El aterrizaje ha conseguido que instrumentos, luces, alarmas y velocidades formen una sinuosa danza, que, suavizada con algún que otro toque de jazz, bautiza el último redoble de un lugar del cual no puedo despedirme porque no conozco su nombre. Cuando lo tengo todo dispuesto, tan sólo espero el humilde cosquilleo que hace que actor y personaje se fundan antes de salir a escena. Es el más atento de mis aliados y el mejor instrumento de defensa que hubiese podido construir nadie. Las puertas concluyen su camino. El ímpetu no hace más que susurrarme ánimos de desobediencia. Mis manos se unen a tal reclamo, y actúan contra mi voluntad racional desabrochando el casco del traje que me aísla del exterior. La luz natural y el aire son rechazados por mi cuerpo gracias a la decadente vagancia que otorga el hacer, de un acto, tradición. La gravedad cumple su ley y me arrastra hacia el suelo ante la pasividad de mis fuerzas. Una vez superados los primeros contratiempos inicio mi marcha. Según el ordenador no tengo más que nueve horas antes de que todo esto se convierta en un impulso de mi memoria. Al mirar hacia el cielo distingo inmediatamente la forma y los destellos de ese destructor flamígero, cuya apariencia no es sino la sonrisa farsante y traicionera de quien oculta un puñal bajo su manto. La perplejidad absorbe mis movimientos, una vez que mis ojos vuelven a marcar su rumbo hacia adelante. Son los primeros horizontes que distingo en mucho tiempo. El paisaje es abrumador. Si no fuera porque no poseo el don de liberar mis sueños, yo juraría que vuelvo a estar en Irlanda. La vegetación y un cielo grisáceo hubieran resultado una carta de presentación más que suficiente si la situación, el momento y el lugar hubiesen sido distintos. No obstante, los continuos balbuceos de la razón me obligan a dirigir pensamientos y actitud hacia un comportamiento, en el que prima un cierto respeto temeroso por el deber, y mucha cautela ante el destino pérfido que la casualidad ha reservado para tanta belleza presente.

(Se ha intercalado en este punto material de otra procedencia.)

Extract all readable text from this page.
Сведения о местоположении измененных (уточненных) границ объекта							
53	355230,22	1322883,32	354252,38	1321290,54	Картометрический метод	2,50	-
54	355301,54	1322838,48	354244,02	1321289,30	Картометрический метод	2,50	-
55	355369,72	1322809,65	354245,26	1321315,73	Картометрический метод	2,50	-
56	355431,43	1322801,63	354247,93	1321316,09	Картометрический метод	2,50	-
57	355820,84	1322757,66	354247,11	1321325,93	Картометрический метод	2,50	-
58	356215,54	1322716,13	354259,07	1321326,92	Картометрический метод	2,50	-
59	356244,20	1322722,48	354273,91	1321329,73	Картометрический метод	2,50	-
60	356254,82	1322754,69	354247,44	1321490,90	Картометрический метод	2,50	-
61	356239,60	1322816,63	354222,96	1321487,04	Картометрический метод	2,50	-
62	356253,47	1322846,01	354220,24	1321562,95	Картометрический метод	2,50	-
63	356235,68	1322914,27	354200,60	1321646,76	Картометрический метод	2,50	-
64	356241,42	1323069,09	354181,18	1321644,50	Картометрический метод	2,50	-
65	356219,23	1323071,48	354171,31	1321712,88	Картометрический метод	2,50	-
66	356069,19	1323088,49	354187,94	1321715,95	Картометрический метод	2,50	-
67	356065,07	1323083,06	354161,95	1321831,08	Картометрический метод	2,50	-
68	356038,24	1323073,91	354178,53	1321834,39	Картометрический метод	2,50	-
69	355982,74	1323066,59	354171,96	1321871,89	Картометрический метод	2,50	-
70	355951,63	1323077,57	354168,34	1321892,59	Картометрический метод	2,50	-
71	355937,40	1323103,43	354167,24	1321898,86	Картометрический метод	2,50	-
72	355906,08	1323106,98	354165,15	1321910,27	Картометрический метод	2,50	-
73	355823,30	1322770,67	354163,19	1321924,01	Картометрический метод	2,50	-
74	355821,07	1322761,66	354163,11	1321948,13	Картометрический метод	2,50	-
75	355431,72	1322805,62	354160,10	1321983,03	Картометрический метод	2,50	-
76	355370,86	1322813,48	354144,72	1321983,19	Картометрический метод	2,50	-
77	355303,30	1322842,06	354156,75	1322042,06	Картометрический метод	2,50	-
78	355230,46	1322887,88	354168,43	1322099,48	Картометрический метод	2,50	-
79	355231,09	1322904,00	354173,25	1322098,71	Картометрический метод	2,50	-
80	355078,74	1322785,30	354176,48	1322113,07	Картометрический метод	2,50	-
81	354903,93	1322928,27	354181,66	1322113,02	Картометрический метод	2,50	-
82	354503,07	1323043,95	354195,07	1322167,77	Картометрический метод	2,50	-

Los primeros análisis son bastante alentadores. Vida vegetal y animal en abundancia. Esta es la principal característica de los planetas “C”. Dichos análisis me invitan a sonreír, pero también a no descuidar mi seguridad ante el posible ataque de cualquier criatura. Por ello mantengo mis armas siempre activadas. Tras varios minutos caminando observo muchos seres vivos, aunque ninguno de tamaño considerable. El silencio y la quietud son los pregoneros de mi marcha. Mis facciones empiezan a asumir un gesto taciturno. Por fortuna, los sensores de mi traje acaban de detectar una serie de alteraciones que ponen fin al deprimente tedio de mi viaje. En efecto, como si fuese el preámbulo de una portentosa puesta en escena, unos gigantescos árboles se alzan ante mí, custodiando el destino de esta travesía. Y, tras ellos, una imagen que permanecerá en mi memoria mientras sea yo quien posea el control sobre ella: una ciudad en ruinas.